We extend our acknowledgement to the Aboriginal and Torres Strait Islander staff, students, alumni, real-life clients, and knowledge keepers, who have contributed to our own education diversity and growth. We will continue to ensure that staff and students respectfully honour ancestral connection to Country and Place in everything that they do.

We are dedicated to the notion of design to make a better world and we acknowledge that making tools, shaping place, sharing stories, making meaning, wayfinding and collaborating have long been and continue to be both central and integral to First Peoples' cultures.
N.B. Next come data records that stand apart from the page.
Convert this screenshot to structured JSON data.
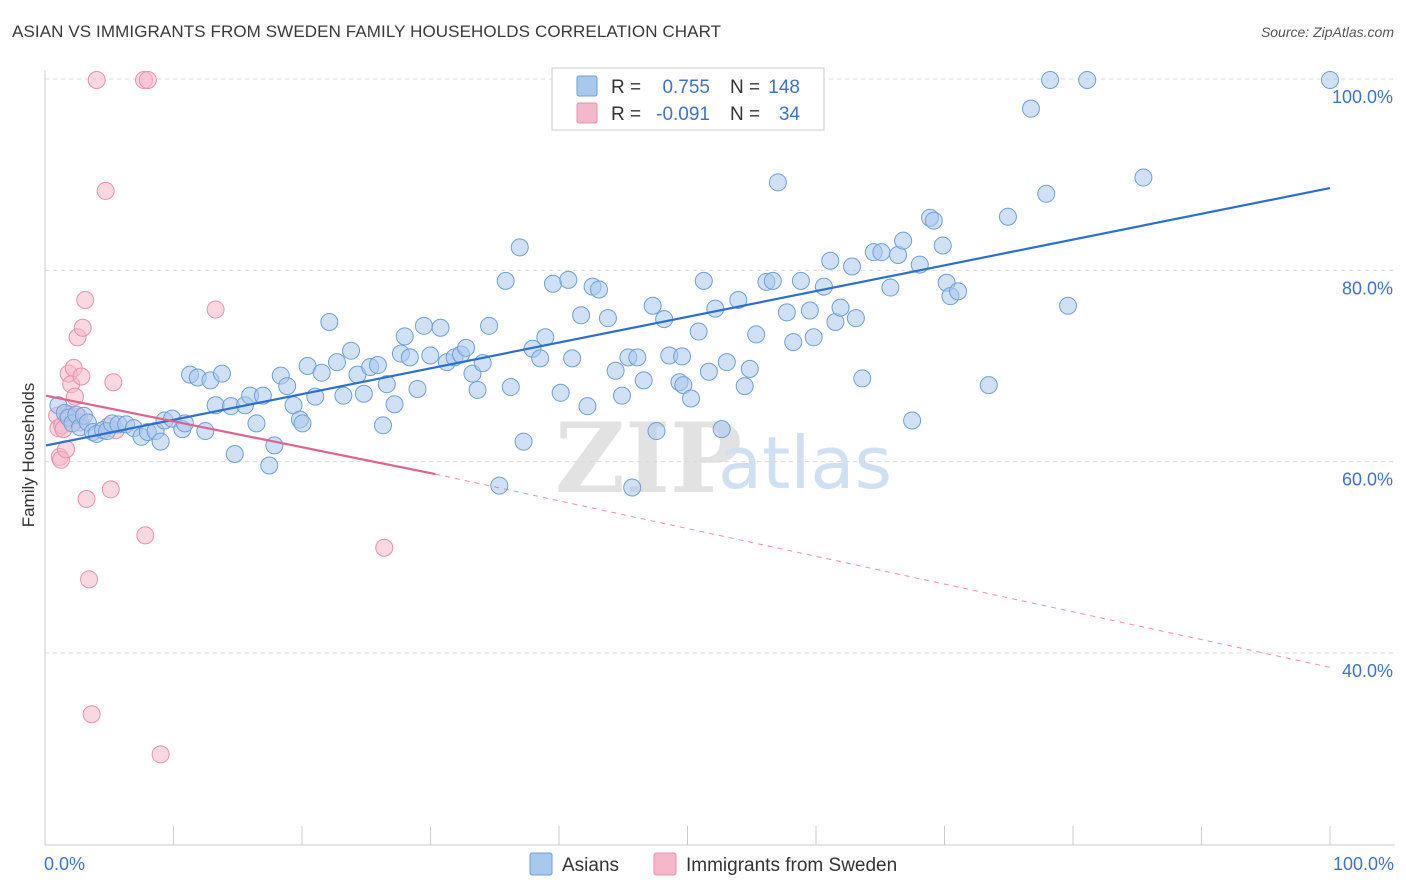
{
  "title": "ASIAN VS IMMIGRANTS FROM SWEDEN FAMILY HOUSEHOLDS CORRELATION CHART",
  "source": "Source: ZipAtlas.com",
  "watermark": {
    "zip": "ZIP",
    "atlas": "atlas"
  },
  "colors": {
    "asian_fill": "#a9c8ee",
    "asian_stroke": "#6f9fd8",
    "asian_line": "#2c6fce",
    "sweden_fill": "#f5b8cb",
    "sweden_stroke": "#e891ad",
    "sweden_line": "#e0628f",
    "tick_text": "#3f73c9",
    "grid": "#d9d9d9"
  },
  "legend": {
    "rows": [
      {
        "r_label": "R =",
        "r_value": "0.755",
        "n_label": "N =",
        "n_value": "148"
      },
      {
        "r_label": "R =",
        "r_value": "-0.091",
        "n_label": "N =",
        "n_value": "34"
      }
    ]
  },
  "bottom_legend": [
    "Asians",
    "Immigrants from Sweden"
  ],
  "chart_data": {
    "type": "scatter",
    "title": "ASIAN VS IMMIGRANTS FROM SWEDEN FAMILY HOUSEHOLDS CORRELATION CHART",
    "xlabel": "",
    "ylabel": "Family Households",
    "x_tick_labels": [
      "0.0%",
      "100.0%"
    ],
    "y_tick_labels": [
      "40.0%",
      "60.0%",
      "80.0%",
      "100.0%"
    ],
    "y_ticks": [
      40,
      60,
      80,
      100
    ],
    "xlim": [
      0,
      100
    ],
    "ylim": [
      21,
      101.5
    ],
    "grid": true,
    "legend_position": "top-center",
    "series": [
      {
        "name": "Asians",
        "trend": {
          "x": [
            0,
            100
          ],
          "y": [
            61.7,
            88.6
          ]
        },
        "points": [
          [
            0.5,
            65.9
          ],
          [
            1.0,
            65.1
          ],
          [
            1.3,
            64.6
          ],
          [
            1.6,
            64.0
          ],
          [
            1.9,
            64.9
          ],
          [
            2.2,
            63.6
          ],
          [
            2.5,
            64.8
          ],
          [
            2.8,
            64.1
          ],
          [
            3.2,
            63.1
          ],
          [
            3.5,
            62.9
          ],
          [
            4.0,
            63.3
          ],
          [
            4.3,
            63.2
          ],
          [
            4.7,
            64.0
          ],
          [
            5.2,
            63.9
          ],
          [
            5.8,
            63.9
          ],
          [
            6.4,
            63.5
          ],
          [
            7.0,
            62.6
          ],
          [
            7.5,
            63.1
          ],
          [
            8.1,
            63.2
          ],
          [
            8.5,
            62.1
          ],
          [
            8.8,
            64.3
          ],
          [
            9.4,
            64.5
          ],
          [
            10.2,
            63.4
          ],
          [
            10.4,
            64.0
          ],
          [
            10.8,
            69.1
          ],
          [
            11.4,
            68.8
          ],
          [
            12.0,
            63.2
          ],
          [
            12.4,
            68.5
          ],
          [
            12.8,
            65.9
          ],
          [
            13.3,
            69.2
          ],
          [
            14.0,
            65.8
          ],
          [
            14.3,
            60.8
          ],
          [
            15.1,
            65.9
          ],
          [
            15.5,
            66.9
          ],
          [
            16.0,
            64.0
          ],
          [
            16.5,
            66.9
          ],
          [
            17.0,
            59.6
          ],
          [
            17.4,
            61.7
          ],
          [
            17.9,
            69.0
          ],
          [
            18.4,
            67.9
          ],
          [
            18.9,
            65.9
          ],
          [
            19.4,
            64.4
          ],
          [
            19.6,
            64.0
          ],
          [
            20.0,
            70.0
          ],
          [
            20.6,
            66.8
          ],
          [
            21.1,
            69.3
          ],
          [
            21.7,
            74.6
          ],
          [
            22.3,
            70.4
          ],
          [
            22.8,
            66.9
          ],
          [
            23.4,
            71.6
          ],
          [
            23.9,
            69.1
          ],
          [
            24.4,
            67.1
          ],
          [
            24.9,
            69.9
          ],
          [
            25.5,
            70.1
          ],
          [
            25.9,
            63.8
          ],
          [
            26.2,
            68.1
          ],
          [
            26.8,
            66.0
          ],
          [
            27.3,
            71.3
          ],
          [
            27.6,
            73.1
          ],
          [
            28.0,
            70.9
          ],
          [
            28.6,
            67.6
          ],
          [
            29.1,
            74.2
          ],
          [
            29.6,
            71.1
          ],
          [
            30.4,
            74.0
          ],
          [
            30.9,
            70.4
          ],
          [
            31.5,
            70.9
          ],
          [
            32.0,
            71.2
          ],
          [
            32.4,
            71.9
          ],
          [
            32.9,
            69.2
          ],
          [
            33.3,
            67.5
          ],
          [
            33.7,
            70.3
          ],
          [
            34.2,
            74.2
          ],
          [
            35.0,
            57.5
          ],
          [
            35.5,
            78.9
          ],
          [
            35.9,
            67.8
          ],
          [
            36.6,
            82.4
          ],
          [
            36.9,
            62.1
          ],
          [
            37.6,
            71.8
          ],
          [
            38.2,
            70.8
          ],
          [
            38.6,
            73.0
          ],
          [
            39.2,
            78.6
          ],
          [
            39.8,
            67.2
          ],
          [
            40.4,
            79.0
          ],
          [
            40.7,
            70.8
          ],
          [
            41.4,
            75.3
          ],
          [
            41.9,
            65.8
          ],
          [
            42.3,
            78.3
          ],
          [
            42.8,
            78.0
          ],
          [
            43.5,
            75.0
          ],
          [
            44.1,
            69.5
          ],
          [
            44.6,
            66.9
          ],
          [
            45.1,
            70.9
          ],
          [
            45.4,
            57.3
          ],
          [
            45.8,
            70.9
          ],
          [
            46.3,
            68.5
          ],
          [
            47.0,
            76.3
          ],
          [
            47.3,
            63.2
          ],
          [
            47.9,
            74.9
          ],
          [
            48.3,
            71.1
          ],
          [
            49.1,
            68.3
          ],
          [
            49.4,
            68.0
          ],
          [
            50.0,
            66.6
          ],
          [
            50.6,
            73.6
          ],
          [
            51.0,
            78.9
          ],
          [
            51.4,
            69.4
          ],
          [
            51.9,
            76.0
          ],
          [
            52.4,
            63.4
          ],
          [
            52.8,
            70.4
          ],
          [
            53.7,
            76.9
          ],
          [
            54.2,
            67.9
          ],
          [
            54.6,
            69.7
          ],
          [
            55.1,
            73.3
          ],
          [
            55.9,
            78.8
          ],
          [
            56.4,
            78.9
          ],
          [
            56.8,
            89.2
          ],
          [
            57.5,
            75.6
          ],
          [
            58.0,
            72.5
          ],
          [
            58.6,
            78.9
          ],
          [
            59.3,
            75.8
          ],
          [
            59.6,
            73.0
          ],
          [
            60.4,
            78.3
          ],
          [
            60.9,
            81.0
          ],
          [
            61.3,
            74.6
          ],
          [
            61.7,
            76.1
          ],
          [
            62.6,
            80.4
          ],
          [
            62.9,
            75.0
          ],
          [
            63.4,
            68.7
          ],
          [
            64.3,
            81.9
          ],
          [
            64.9,
            81.9
          ],
          [
            65.6,
            78.2
          ],
          [
            66.2,
            81.6
          ],
          [
            66.6,
            83.1
          ],
          [
            67.3,
            64.3
          ],
          [
            67.9,
            80.6
          ],
          [
            68.7,
            85.5
          ],
          [
            69.0,
            85.2
          ],
          [
            69.7,
            82.6
          ],
          [
            70.0,
            78.7
          ],
          [
            70.3,
            77.3
          ],
          [
            70.9,
            77.8
          ],
          [
            73.3,
            68.0
          ],
          [
            74.8,
            85.6
          ],
          [
            76.6,
            96.9
          ],
          [
            77.8,
            88.0
          ],
          [
            78.1,
            99.9
          ],
          [
            79.5,
            76.3
          ],
          [
            81.0,
            99.9
          ],
          [
            85.4,
            89.7
          ],
          [
            100.0,
            99.9
          ],
          [
            49.3,
            71.0
          ]
        ]
      },
      {
        "name": "Immigrants from Sweden",
        "trend": {
          "x": [
            0,
            30
          ],
          "y": [
            66.9,
            58.7
          ],
          "dashed_to": {
            "x": 100,
            "y": 38.5
          }
        },
        "points": [
          [
            0.4,
            64.8
          ],
          [
            0.5,
            63.5
          ],
          [
            0.6,
            60.5
          ],
          [
            0.7,
            60.2
          ],
          [
            0.8,
            63.8
          ],
          [
            0.9,
            63.4
          ],
          [
            1.1,
            61.3
          ],
          [
            1.2,
            65.0
          ],
          [
            1.3,
            69.2
          ],
          [
            1.5,
            68.1
          ],
          [
            1.7,
            69.8
          ],
          [
            1.8,
            66.8
          ],
          [
            2.0,
            73.0
          ],
          [
            2.1,
            64.7
          ],
          [
            2.3,
            68.9
          ],
          [
            2.4,
            74.0
          ],
          [
            2.6,
            76.9
          ],
          [
            2.7,
            56.1
          ],
          [
            2.9,
            47.7
          ],
          [
            3.1,
            33.6
          ],
          [
            3.5,
            99.9
          ],
          [
            4.2,
            88.3
          ],
          [
            4.4,
            63.7
          ],
          [
            4.6,
            57.1
          ],
          [
            4.8,
            68.3
          ],
          [
            5.0,
            63.3
          ],
          [
            7.2,
            99.9
          ],
          [
            7.5,
            99.9
          ],
          [
            7.3,
            52.3
          ],
          [
            8.5,
            29.4
          ],
          [
            12.8,
            75.9
          ],
          [
            26.0,
            51.0
          ],
          [
            1.4,
            64.9
          ],
          [
            2.2,
            64.1
          ]
        ]
      }
    ]
  }
}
We recognize that Aboriginal and Torres Strait Islander Peoples’ cultural contributions have continued relevance to design practice and commit to: reconciling ancestries of design and contemporary practice as well as pursuing culturally and professionally appropriate ways to engage with a diverse population of colleagues, industries and clients. In a time of treaty-making and voice we understand that there are overlaps between caring for Country and the sustainable production of goods, services, experiences, products and buildings.

Guided by the principles of respect, reconciliation, and reciprocity we undertake to indigenising and decolonising design practice by dismantling colonial structures and challenging biases that have marginalised Indigenous voices and design.

As students of SoDA you will be given opportunities to both engage with and educate yourself in Indigenous creative practices and cultural protocols through a lens of inclusivity, diversity, respect, mutual understanding, inter-cultural dialogue in all aspects of design practice. Indigenous people have been telling stories, making tools, and connecting to Country through visual media, placemaking and place marking for more than 60,000 years and these practices are part of an ongoing, evolving and live tradition.